The next year to eighteen months will be very interesting times in the stop-start market. I expect 2011 to be an active year of testing and large-scale fleet demonstrations for competing energy storage products. By this time next year I expect automakers to announce their final design specifications for commercial rollout of stop-start systems beginning with their 2013 model year vehicles. Ultimately I think stop-start vehicles will be introduced with a variety of storage systems that will then have to prove their merit over time. After seven years of hard work, it’s wonderful to know that Axion will be running in the derby and can claim to be a pre-race favorite because of the work it’s already completed with BMW.
Disclosure: Author is a former director of Axion Power International (AXPW.OB) and holds a substantial long position in its common stock.
‘There’s no escaping the fact that turning the engine off several times during a commute saves more fuel than turning it off a couple of times.”
If a commute has an average of 10 stops two minutes apart, a battery system that recovers quickly can take advantage of every engine-off opportunity while one that recovers slowly might only take advantage of three engine-off opportunities. This may seem like a simplistic example, but it’s exactly the kind of performance people have been getting in Europe. Ten stops per commute during the first week down to one or two per commute after a couple months.

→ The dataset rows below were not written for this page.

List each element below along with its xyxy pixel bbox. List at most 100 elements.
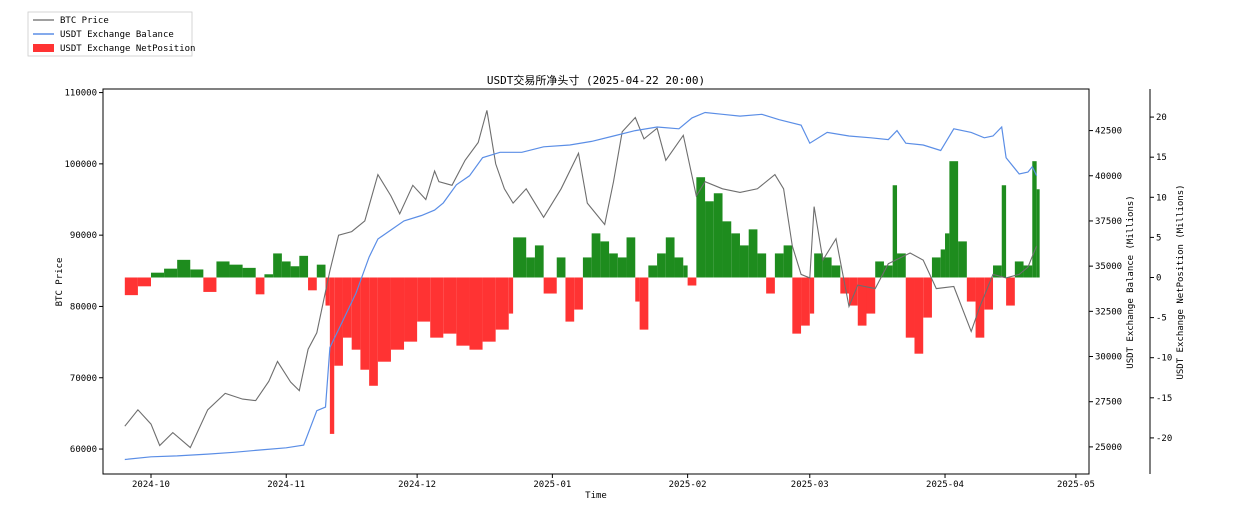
netposition-bar (722, 221, 732, 278)
netposition-bar (456, 277, 470, 346)
netposition-bar (124, 277, 138, 296)
balance-tick-label: 35000 (1095, 262, 1122, 272)
netposition-tick-label: 15 (1156, 153, 1167, 163)
netposition-bars (124, 161, 1040, 434)
netposition-bar (814, 253, 823, 278)
btc-price-line (124, 110, 1038, 449)
x-axis-label: Time (585, 491, 607, 501)
netposition-bar (674, 257, 684, 278)
netposition-bar (648, 265, 658, 278)
time-tick-label: 2025-05 (1057, 480, 1095, 490)
legend-label-2: USDT Exchange NetPosition (60, 44, 195, 54)
netposition-bar (377, 277, 391, 362)
balance-tick-label: 40000 (1095, 172, 1122, 182)
netposition-tick-label: -5 (1156, 314, 1167, 324)
legend-label-1: USDT Exchange Balance (60, 30, 174, 40)
netposition-axis: -20 -15 -10 -5 0 5 10 15 20 (1149, 89, 1172, 474)
netposition-bar (739, 245, 749, 278)
legend-swatch-2 (33, 44, 54, 52)
netposition-bar (390, 277, 405, 350)
balance-tick-label: 42500 (1095, 127, 1122, 137)
netposition-bar (883, 265, 893, 278)
netposition-bar (809, 277, 815, 314)
time-tick-label: 2024-11 (267, 480, 305, 490)
price-tick-label: 60000 (70, 445, 97, 455)
netposition-bar (774, 253, 784, 278)
netposition-bar (914, 277, 924, 354)
price-tick-label: 110000 (64, 89, 97, 99)
netposition-bar (329, 277, 335, 434)
chart-lines (124, 110, 1038, 461)
netposition-bar (526, 257, 535, 278)
netposition-bar (713, 193, 723, 278)
netposition-bar (430, 277, 444, 338)
netposition-bar (508, 277, 514, 314)
netposition-bar (255, 277, 265, 295)
netposition-tick-label: -15 (1156, 394, 1172, 404)
netposition-bar (565, 277, 575, 322)
netposition-bar (600, 241, 610, 278)
netposition-bar (482, 277, 496, 342)
netposition-bar (582, 257, 592, 278)
netposition-bar (513, 237, 527, 278)
netposition-bar (273, 253, 282, 278)
netposition-bar (369, 277, 378, 386)
price-tick-label: 80000 (70, 302, 97, 312)
netposition-bar (783, 245, 793, 278)
netposition-bar (534, 245, 544, 278)
netposition-bar (731, 233, 740, 278)
price-axis: 60000 70000 80000 90000 100000 110000 (64, 89, 103, 455)
netposition-bar (351, 277, 361, 350)
plot-frame (102, 88, 1090, 475)
netposition-bar (216, 261, 230, 278)
balance-tick-label: 25000 (1095, 443, 1122, 453)
price-tick-label: 100000 (64, 160, 97, 170)
usdt-balance-line (124, 111, 1038, 461)
netposition-bar (866, 277, 876, 314)
netposition-bar (857, 277, 867, 326)
netposition-bar (665, 237, 675, 278)
netposition-bar (591, 233, 601, 278)
netposition-bar (849, 277, 858, 306)
netposition-bar (945, 233, 950, 278)
netposition-bar (875, 261, 884, 278)
netposition-bar (443, 277, 457, 334)
netposition-bar (905, 277, 915, 338)
legend: BTC Price USDT Exchange Balance USDT Excha… (27, 11, 195, 57)
netposition-bar (281, 261, 291, 278)
netposition-bar (617, 257, 627, 278)
netposition-bar (1036, 189, 1040, 278)
netposition-bar (137, 277, 151, 287)
netposition-bar (966, 277, 976, 302)
netposition-bar (696, 177, 706, 278)
time-tick-label: 2025-01 (533, 480, 571, 490)
balance-tick-label: 30000 (1095, 353, 1122, 363)
balance-tick-label: 27500 (1095, 398, 1122, 408)
netposition-bar (360, 277, 370, 370)
time-tick-label: 2025-04 (926, 480, 964, 490)
netposition-bar (831, 265, 841, 278)
netposition-bar (164, 268, 178, 278)
netposition-bar (325, 277, 330, 306)
netposition-bar (190, 269, 204, 278)
netposition-tick-label: -20 (1156, 434, 1172, 444)
netposition-bar (993, 265, 1002, 278)
netposition-bar (495, 277, 509, 330)
netposition-bar (705, 201, 714, 278)
netposition-bar (334, 277, 343, 366)
netposition-bar (923, 277, 932, 318)
netposition-bar (1001, 185, 1007, 278)
netposition-bar (748, 229, 758, 278)
chart-title: USDT交易所净头寸 (2025-04-22 20:00) (487, 73, 705, 87)
time-tick-label: 2025-02 (669, 480, 707, 490)
netposition-tick-label: 20 (1156, 113, 1167, 123)
legend-label-0: BTC Price (60, 16, 109, 26)
netposition-bar (757, 253, 767, 278)
time-tick-label: 2025-03 (791, 480, 829, 490)
netposition-bar (469, 277, 483, 350)
netposition-bar (1014, 261, 1024, 278)
netposition-bar (299, 255, 309, 278)
netposition-bar (657, 253, 666, 278)
price-tick-label: 90000 (70, 231, 97, 241)
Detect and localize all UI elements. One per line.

Oh … the words several and couple are close to synonyms to me … I think you might want to tweak that sentence to be more explicit.
If you found my language confusing others probably will as well. While I’m generally a bit prickly when it comes to word smithing, this was a good suggestion. Many thanks.
It made sense to me, but I agree using numbers would have been clearer.
The e-mail went out with the original text, but the revised article now reads:
“There’s no escaping the fact that turning the engine off eight to ten times during a commute saves more fuel than turning it off two or three times.”
Thank you for a well written article. Taking your example of an average of 10 stops 2 minutes apart,how many engine off opportunities would an Axion PbC battery be able to take advantage of? In my capital city (KL, Malaysia), 10 stops 2 minutes apart would not be an exaggeration. To the uninitiated, it is not obvious what TOC, TDCV, PDRV and EODV mean. It would be useful to add a legend to the graphs.
With a recovery time of 30 seconds, it would be able to handle all of them. In fairness, VRLA might be able to do the same. When you go to 10 stops a minute apart, the PbC would be about twice as effective. If your traffic in KL is anything like the traffic I saw in Istanbul, the one minute intervals are probably more common than the two minute intervals.
I didn’t define TOC, TDCV, PRDV and EODV because I didn’t want to make a rookie’s error in terminology. I’ll make a point of addressing those issues after I get my copy of the ELBC proceedings.